Es war kalt. Nicht nur draußen, sondern auch drinnen. Zu den seltenen Gelegenheiten zu denen sich die Sonne zeigte war es etwas erträglicher – das Sonnenlicht allein konnte Gilbert jedoch nie vollends aufwärmen, und das Feuerholz wurde streng rationiert. Wichtiger als es nur zum Heizen zu benutzen war es, tagsüber Wasser abzukochen damit sie es trinken konnten. Generell wurde auch nur dort geheizt wo man sich tagsüber aufhielt. Ab und zu. In einem einzigen Raum, den sie sich teilen mussten – falls sie überhaupt je mehr als nur einen Augenblick zum Verschnaufen hatten, was selten vorkam. Der dürftige Zustand in dem sich das in die Jahre gekommene Haus befand, mit den Rissen in der Fassade und Löchern im Dachboden, tat sein übriges.
 

Gilbert fror ständig. Es war schon eine gefühlte Ewigkeit her, dass er sich nicht kalt gefühlt hatte. Irgendwann im Sommer musste er wohl nicht gefroren haben, das gebar allein schon die Logik. Doch es schien ihm so als hätte er seit Herbstanfang nicht mehr aufgehört zu zittern. 
 

Die kalte Jahreszeit hatte alles mit einem bleiernen, grauen Schleier überzogen. Umringt von fast nur Nadelhölzern hatte nicht einmal der Herbst den direkten Umkreis des Hauses in seine so typischen, vielfältigen Farben getaucht. Es war schlichtweg kalt, ungemütlich und irgendwie dreckig draußen geworden. Der Schnee der schon Anfang Dezember fiel versteckte all dies zwar, doch brachte er auch diese von Gilbert so gehasste Kälte mit sich. Es gab einen guten Grund, warum er das schöne, warme Italien stets so gemocht hatte.
 

Dabei hatte der Winter gerade erst begonnen!
 

„Du hast noch drei volle Monate vor dir. Es wäre gut, wenn du lernen würdest dich damit zu arrangieren“, hatte Russland milde lächelnd zu ihm gesprochen, und ihm eine alte, rostige Schaufel zum Schnee schippen in die Hand gedrückt. An und für sich wäre es eine gute Idee, durch Bewegung selbst die gewünschte Wärme zu erzeugen – in der Theorie. Doch mit Gilberts stark reduzierter Leistungsfähigkeit wenn es um körperliche Arbeit ging, waren Russlands Aufträge gelinde gesagt eine Vorstufe zur Folter.

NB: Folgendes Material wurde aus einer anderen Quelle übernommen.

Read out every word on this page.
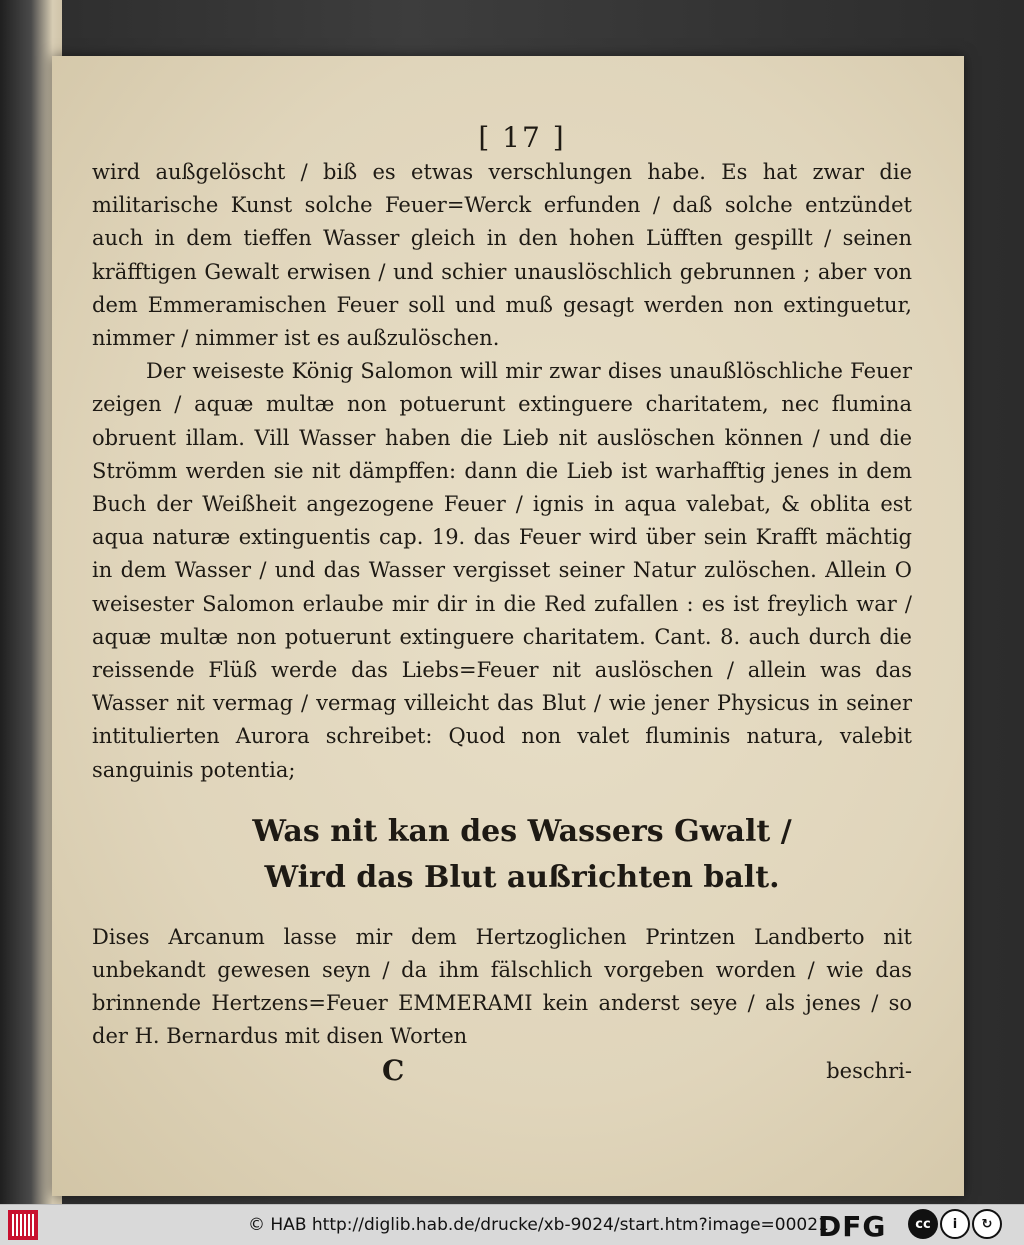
[ 17 ]

wird außgelöscht / biß es etwas verschlungen habe. Es hat zwar die militarische Kunst solche Feuer=Werck erfunden / daß solche entzündet auch in dem tieffen Wasser gleich in den hohen Lüfften gespillt / seinen kräfftigen Gewalt erwisen / und schier unauslöschlich gebrunnen ; aber von dem Emmeramischen Feuer soll und muß gesagt werden non extinguetur, nimmer / nimmer ist es außzulöschen.

Der weiseste König Salomon will mir zwar dises unaußlöschliche Feuer zeigen / aquæ multæ non potuerunt extinguere charitatem, nec flumina obruent illam. Vill Wasser haben die Lieb nit auslöschen können / und die Strömm werden sie nit dämpffen: dann die Lieb ist warhafftig jenes in dem Buch der Weißheit angezogene Feuer / ignis in aqua valebat, & oblita est aqua naturæ extinguentis cap. 19. das Feuer wird über sein Krafft mächtig in dem Wasser / und das Wasser vergisset seiner Natur zulöschen. Allein O weisester Salomon erlaube mir dir in die Red zufallen : es ist freylich war / aquæ multæ non potuerunt extinguere charitatem. Cant. 8. auch durch die reissende Flüß werde das Liebs=Feuer nit auslöschen / allein was das Wasser nit vermag / vermag villeicht das Blut / wie jener Physicus in seiner intitulierten Aurora schreibet: Quod non valet fluminis natura, valebit sanguinis potentia;

Was nit kan des Wassers Gwalt /
Wird das Blut außrichten balt.

Dises Arcanum lasse mir dem Hertzoglichen Printzen Landberto nit unbekandt gewesen seyn / da ihm fälschlich vorgeben worden / wie das brinnende Hertzens=Feuer EMMERAMI kein anderst seye / als jenes / so der H. Bernardus mit disen Worten

C	beschri-
© HAB http://diglib.hab.de/drucke/xb-9024/start.htm?image=00021
DFG	cc	i	↻
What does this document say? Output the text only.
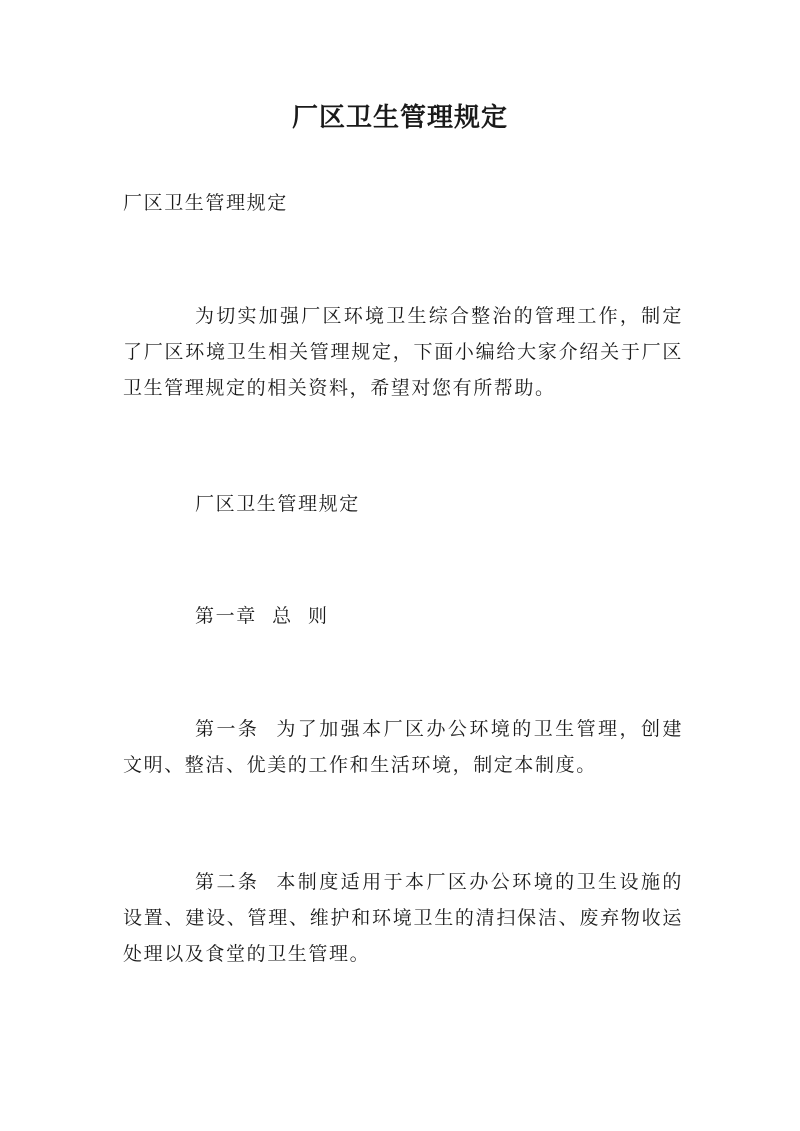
厂区卫生管理规定

厂区卫生管理规定

为切实加强厂区环境卫生综合整治的管理工作，制定了厂区环境卫生相关管理规定，下面小编给大家介绍关于厂区卫生管理规定的相关资料，希望对您有所帮助。

厂区卫生管理规定

第一章  总  则

第一条  为了加强本厂区办公环境的卫生管理，创建文明、整洁、优美的工作和生活环境，制定本制度。

第二条  本制度适用于本厂区办公环境的卫生设施的设置、建设、管理、维护和环境卫生的清扫保洁、废弃物收运处理以及食堂的卫生管理。
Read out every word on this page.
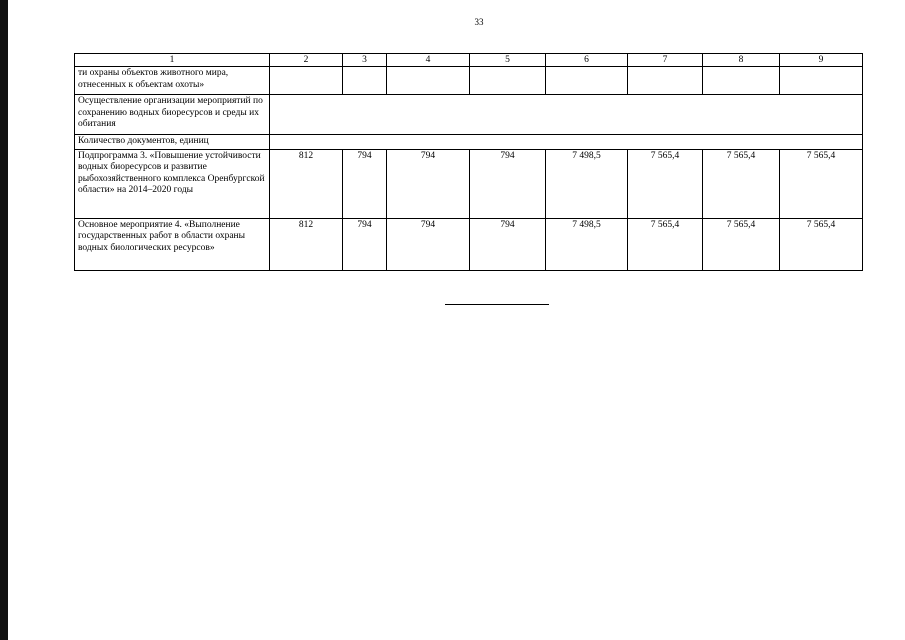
33
1	2	3	4	5	6	7	8	9
ти охраны объектов животного мира, отнесенных к объектам охоты»								
Осуществление организации мероприятий по сохранению водных биоресурсов и среды их обитания								
Количество документов, единиц								
Подпрограмма 3. «Повышение устойчивости водных биоресурсов и развитие рыбохозяйственного комплекса Оренбургской области» на 2014–2020 годы	812	794	794	794	7 498,5	7 565,4	7 565,4	7 565,4
Основное мероприятие 4. «Выполнение государственных работ в области охраны водных биологических ресурсов»	812	794	794	794	7 498,5	7 565,4	7 565,4	7 565,4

Doch Gilbert wusste es besser, als dass er seine Situation mit der von deutschen Soldaten in den Gulags vergleichen würde. Zu einem gewissen Grad sah er den Sinn in den Arbeiten – jeder im Haus hatte seine Aufgaben und war angehalten, diese so gut er konnte zu erfüllen. Die Frauen mussten genau so arbeiten wie die Männer, und zwar so viel und so gut wie es ihnen ihre Möglichkeiten erlaubten. Doch so wie Gilberts Arme mit jeder Schippe voll Schnee die er zur Seite hob schwerer wurden desto verbitterter und missmutiger wurde er. Seine Lunge schmerze, strahlte einen hellen, stechenden Schmerz in seine Seiten. Gilbert keuchte und hielt inne, versuchte wieder zu Atem zu kommen. Er fühlte sich, als wäre jeder Atemzug nur noch oberflächlich, als würde er seine Lunge nur zu einem winzig kleinen Teil tatsächlich mit Luft füllen können.
 

Sein Blickfeld flackerte, wurde schwarz und ein Klingeln zog durch seinen Kopf, füllte seine Ohren wie es schien komplett aus. Ahh … scheisse. Nicht jetzt! 
 

„ … sten. Osten?“
 

Gilbert blinzelte. Blinzelte noch einmal. Hatte ihn jemand gerufen?
 

„Osten … du kannst rein gehen. Ich mache weiter.“
 

Gilbert schluckte. Als sein Blick sich allmählich klärte, hob er seinen Kopf vorsichtig und blickte in Litauens Gesicht. Er sah keine Anteilnahme, kein Mitleid darin. Der Blick des anderen war neutral. Und, Gilbert war sich fast sicher, ein wenig angesäuert.
 

Er nickte stumm, übergab dem anderen seine Schaufel und machte sich auf den Weg zurück ins Haus. Gilbert war sich dessen bewusst, dass es die anderen massiv störte, dass er praktisch ein Invalider war, jemand auf den zwangsweise im Alltag Rücksicht genommen werden musste. Er verursachte mehr Arbeit als er erbringen konnte, er war eine Last für die Gemeinschaft in die er von Anfang an nicht hinein passte. Die einzigen Aufgaben, die er erledigen könnte, wären andere als die, die ihm zur Verfügung standen. Er war immer noch in einem Zwischenzustand – nicht souverän, nicht selbstverwaltet. Gilbert war der Osten, und sonst nichts. Das Gegenstück zu seinem Bruder, der der sich in Ivans Gewalt befand. Einer von zweien. Was ihn definierte war nicht er selbst, sondern die Tatsache, dass er nicht der andere war.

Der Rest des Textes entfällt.